Conant waits for everyone at the table to bring out their iPhones before delicately cutting into the raviolo. The yolk spills out in an orange pool.
“What are you guys going to eat?” he jokes.
With all those restaurants and all that television, you could categorize Conant as a celebrity chef, but he’s quick to disagree.
“I think the day you hear me refer to myself as a celebrity chef … forget about it.” He says that last bit as a single word, like he’s walked straight out of that scene from “Donnie Brasco.” “I don’t think of myself as famous. Listen, I’ve always prided myself on being a good cook.” He twirls a bit of bucatini onto his fork and takes a bite. “Oh, my God, that’s good.”
Rather, Conant refers to himself as an “old school” guy, a guy who grew up in Connecticut, and started in the kitchen as a dishwasher when he was in high school, working 60 hours a week for $5 an hour.
Felix
A couple of hours later, Conant takes in the crowd at Felix, chef Evan Funke’s new pasta palace on Abbot Kinney Boulevard in Venice. He takes a seat across from Funke’s pasta laboratory, a brightly lighted box in the center of the dining room, where Funke stands for hours surrounded by flour, kneading and cutting his fresh pastas.
Conant agrees to let Funke feed him, then settles in for a procession of 12 bowls of pasta — every one on the menu. First, Conant swoons over the pappardelle, delicate sheets of pasta in a ragu Bolognese “vecchia scuola” with 48-month Parmigiano-Reggiano.
“The texture is silken and smooth and not too dense,” he says as he lifts a ribbon of pasta. “So good, that pappardelle. Forget about it.”
The tonnarelli cacio e pepe arrives and Conant leans in to smell the plate. “You smell that pasta? You smell that flour?
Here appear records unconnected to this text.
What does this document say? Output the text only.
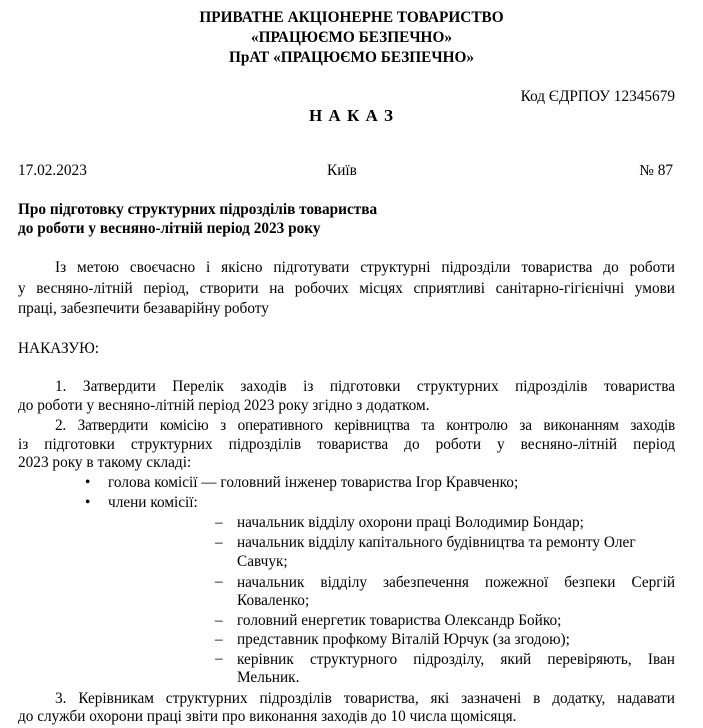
ПРИВАТНЕ АКЦІОНЕРНЕ ТОВАРИСТВО
«ПРАЦЮЄМО БЕЗПЕЧНО»
ПрАТ «ПРАЦЮЄМО БЕЗПЕЧНО»
Код ЄДРПОУ 12345679
Н А К А З
17.02.2023	Київ	№ 87
Про підготовку структурних підрозділів товариства
до роботи у весняно-літній період 2023 року
Із метою своєчасно і якісно підготувати структурні підрозділи товариства до роботи
у весняно-літній період, створити на робочих місцях сприятливі санітарно-гігієнічні умови
праці, забезпечити безаварійну роботу
НАКАЗУЮ:
1. Затвердити Перелік заходів із підготовки структурних підрозділів товариства
до роботи у весняно-літній період 2023 року згідно з додатком.
2. Затвердити комісію з оперативного керівництва та контролю за виконанням заходів
із підготовки структурних підрозділів товариства до роботи у весняно-літній період
2023 року в такому складі:
• голова комісії — головний інженер товариства Ігор Кравченко;
• члени комісії:
– начальник відділу охорони праці Володимир Бондар;
– начальник відділу капітального будівництва та ремонту Олег
Савчук;
– начальник відділу забезпечення пожежної безпеки Сергій
Коваленко;
– головний енергетик товариства Олександр Бойко;
– представник профкому Віталій Юрчук (за згодою);
– керівник структурного підрозділу, який перевіряють, Іван
Мельник.
3. Керівникам структурних підрозділів товариства, які зазначені в додатку, надавати
до служби охорони праці звіти про виконання заходів до 10 числа щомісяця.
There’s something so comforting and warm about that.”
The trofie, tight little screws of pasta coated in a bright green pesto Genovese with pecornio di malga elicit exclamations of profanity from Conant, who even on his 15th bowl of the day, can’t help but go in for another bite. “I’m not ready to tap out,” he says. “This is good … “
Conant handles the remaining rigatoni all’Amatriciana; orecchiette with sausage; and gnocchetti in an oxtail ragu napoletana like a champ, trying more than a little of each before proclaiming Funke a “pasta master.”
The next morning Conant will leave to go back to Arizona for a few days, where he has recently moved his wife and two children, and where he has another one of his restaurants, Mora. Then he’ll head to New York City to check on Fusco.
“When I was a young cook, none of this was in the cards,” says Conant of his growing restaurant empire. “I said, maybe at the end of my career I can have a piece of a restaurant on the Upper East Side and toil away in the kitchen every night. I can’t imagine a worse existence than being shackled to one restaurant. It’s not my personality.
“OK, I’m done,” he finally proclaims around 10:30 p.m. “I have eaten more pasta than I have in six months, but every one was worth it.”